4 Ekim 2009 Pazar


TATLI YALANLAR

Netanyahu, İran düşmanlığına birkaç boyut daha açtı. Hep aynı oyun

*İran holokostu kabul etmiyor

*İran Gazelileri destekliyor diyor.

*Nükleer silah yapıyor, böylece İslami radikallerin eline kitle imha silahları geçecek diyor.


Bunları yaparken de ABD başkanlarının sözlerinden, Yahudi kâhinlerinin 3000 yıl önce söylediklerinden dem vuruyor. Ne kadar çok Obama vari bir konuşma bu. Konuşulan ülkeye tatlı bir övgü,kendilerine barışçı bir görünüm ve net bir düşman:İRAN.

Bunca ölen çoluk, çocuk, kadın, kız sivillerin katlini canlı izleyen BM ve dünya, katilin kim olduğunu bu konuşma ile unutacağına adım gibi eminim। Çünkü böyle isteniyor.

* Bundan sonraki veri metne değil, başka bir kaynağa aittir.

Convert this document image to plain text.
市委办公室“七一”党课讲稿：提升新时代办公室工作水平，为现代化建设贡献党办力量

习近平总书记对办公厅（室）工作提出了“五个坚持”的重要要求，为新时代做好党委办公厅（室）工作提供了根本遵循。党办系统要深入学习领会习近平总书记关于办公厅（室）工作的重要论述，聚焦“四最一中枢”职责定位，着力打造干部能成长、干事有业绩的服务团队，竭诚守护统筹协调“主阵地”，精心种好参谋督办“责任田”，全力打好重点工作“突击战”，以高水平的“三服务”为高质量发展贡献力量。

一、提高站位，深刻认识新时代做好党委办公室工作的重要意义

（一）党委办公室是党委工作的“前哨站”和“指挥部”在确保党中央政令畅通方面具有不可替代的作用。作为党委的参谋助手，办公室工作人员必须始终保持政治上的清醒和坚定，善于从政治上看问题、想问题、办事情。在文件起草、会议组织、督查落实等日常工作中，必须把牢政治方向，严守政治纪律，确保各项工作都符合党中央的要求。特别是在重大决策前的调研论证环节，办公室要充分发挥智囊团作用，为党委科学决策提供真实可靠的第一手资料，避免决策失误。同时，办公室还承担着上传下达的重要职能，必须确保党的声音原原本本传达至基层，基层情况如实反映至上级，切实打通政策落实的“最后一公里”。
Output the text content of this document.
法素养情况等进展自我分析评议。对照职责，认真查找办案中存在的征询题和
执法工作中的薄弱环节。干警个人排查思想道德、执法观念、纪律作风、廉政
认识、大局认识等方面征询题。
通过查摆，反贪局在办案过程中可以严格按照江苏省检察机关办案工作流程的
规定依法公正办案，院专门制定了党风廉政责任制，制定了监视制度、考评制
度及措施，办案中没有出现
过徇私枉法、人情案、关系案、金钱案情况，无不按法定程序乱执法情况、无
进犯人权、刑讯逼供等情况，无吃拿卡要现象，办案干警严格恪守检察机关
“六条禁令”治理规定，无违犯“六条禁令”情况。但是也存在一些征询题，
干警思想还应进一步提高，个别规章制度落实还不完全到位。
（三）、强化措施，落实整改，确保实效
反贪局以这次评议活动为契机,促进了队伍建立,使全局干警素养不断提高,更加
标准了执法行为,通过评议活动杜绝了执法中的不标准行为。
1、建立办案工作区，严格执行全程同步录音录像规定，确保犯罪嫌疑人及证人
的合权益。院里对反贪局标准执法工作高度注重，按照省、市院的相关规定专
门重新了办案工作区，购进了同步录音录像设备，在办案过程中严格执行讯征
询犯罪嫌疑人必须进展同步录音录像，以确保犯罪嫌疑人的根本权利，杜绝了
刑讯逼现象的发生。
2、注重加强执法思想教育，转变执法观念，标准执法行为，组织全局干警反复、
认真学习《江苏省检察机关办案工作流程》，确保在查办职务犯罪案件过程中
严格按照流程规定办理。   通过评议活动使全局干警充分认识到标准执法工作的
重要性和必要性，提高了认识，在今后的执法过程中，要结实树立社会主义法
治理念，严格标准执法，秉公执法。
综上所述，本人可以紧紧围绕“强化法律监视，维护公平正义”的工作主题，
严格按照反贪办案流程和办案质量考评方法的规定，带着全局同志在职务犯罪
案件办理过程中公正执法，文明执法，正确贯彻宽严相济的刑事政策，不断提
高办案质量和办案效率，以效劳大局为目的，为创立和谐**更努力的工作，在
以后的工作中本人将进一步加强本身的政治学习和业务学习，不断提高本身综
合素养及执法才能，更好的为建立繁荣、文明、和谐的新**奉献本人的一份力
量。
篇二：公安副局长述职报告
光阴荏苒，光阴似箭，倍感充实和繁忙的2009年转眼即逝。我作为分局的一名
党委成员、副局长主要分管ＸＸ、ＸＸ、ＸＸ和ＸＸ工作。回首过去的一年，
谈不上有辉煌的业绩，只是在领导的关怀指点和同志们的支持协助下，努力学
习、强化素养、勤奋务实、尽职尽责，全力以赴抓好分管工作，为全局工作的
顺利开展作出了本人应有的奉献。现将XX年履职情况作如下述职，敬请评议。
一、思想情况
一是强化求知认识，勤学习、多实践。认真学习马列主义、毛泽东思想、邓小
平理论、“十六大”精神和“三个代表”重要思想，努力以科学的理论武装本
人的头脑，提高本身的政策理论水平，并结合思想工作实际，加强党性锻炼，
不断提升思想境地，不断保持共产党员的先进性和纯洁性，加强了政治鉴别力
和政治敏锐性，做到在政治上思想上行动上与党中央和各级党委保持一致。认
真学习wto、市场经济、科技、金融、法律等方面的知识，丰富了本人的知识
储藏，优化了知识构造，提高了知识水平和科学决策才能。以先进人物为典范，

NETANYAHU'NUN TARİHİ BİRLEŞMİŞ MİLLETLER KONUŞMASI
Sayın Başkan, Bayanlar ve Baylar, 62 sene kadar önce Birleşmiş Milletler, 3.500 senelik geçmişe sahip Yahudilerin, atalarının yurdunda kendi devletlerini kurmaları hakkını tanıdı. Bugün burada Yahudi Devleti İsrail’in Başbakanı olarak, ülkemin ve halkımın adına size hitap ediyorum. Birleşmiş Milletler, İkinci Dünya Savaşı katliamı ve Yahudi soykırımı dehşeti sonrasında kuruldu. Görevi bu korkunç olayların tekrarını önlemekti. Günümüze kadar gerçeklere sistematik bir şekilde saldırmaktan daha fazla bu görevi zayıflatan hiçbir şey olmadı. Dün İran Cumhurbaşkanı bu kürsüde antisemit iddialarını kustu. Sadece birkaç gün önce Yahudi soykırımı Holokost’un bir yalan olduğunu iddia etti. Geçen ay Berlin yakınlarında bir villaya gittim. Bu villada, 20 Ocak 1942 tarihinde, büyük bir ziyafette toplanan yüksek Nazi yöneticileri Yahudi halkını nasıl imha edeceklerine karar verdiler. Bu toplantının tutanakları Alman hükümetleri tarafından senelerce itinayla saklandı. İşte Nazilerin Yahudileri imha için kesin talimatlar içeren bu tutanağın bir kopyası. Bu bir yalan mı? Bir gün öncesi Wannsee’deydim. Bana Berlin’de, Auschwitz-Birkenau Temerküz Kampı’nın orijinal planları verildi. Bu planların altındaki imza Hitlerin yardımcısı Heinrich Himmler’in kendisinin. İşte burada bir milyon Yahudi’nin öldürüldüğü Auschwitz-Birkenau Temerküz Kampı planlarının bir kopyası. Bu da mı bir yalan? Geçtiğimiz Haziran ayında Başkan Obama, Buchenwald Temerküz Kampını ziyaret etti. Başkan Obama bir yalana mı saygısını gösterdi? Auschwitz’den sağ çıkabilenlerin kollarında Nazilerin dövmeyle yazdığı numaralar hâlâ durur. Bu dövmeler de mi yalan? Dünya Yahudilerinin üçte biri bu felakette hayatlarını kaybettiler. Benim ailem dahil her Yahudi ailesi felaketi yaşadı. Eşimin büyük anne ve babaları, babasının iki kız ve üç erkek kardeşi, tüm amca teyze ve kuzenler Naziler tarafından öldürüldü. Bu da mı bir yalan? Dün bu kürsüden Holokost’a yalan diyen bir adam bu kürsüden konuştu. Bu konuşmayı dinlemeyi reddedenlere ve protesto için toplantıyı terk edenlere övgülerimi sunuyorum. Ahlaki duruşunuz ülkelerinizi şereflendirdi. Ancak buraya gelip bu Soykırım inkârcısını dinleyenlere, Yahudi halkı, kendi halkım adına soruyorum. UTANMADINIZ MI? Hiç mi edebiniz yok? Soykırımdan sadece 60 sene sonra altı milyon Yahudi’nin öldürülmesini bir yalan olarak gösteren ve İsrail’i yok etmeye ant içen bir adama meşruiyet kazandırdınız.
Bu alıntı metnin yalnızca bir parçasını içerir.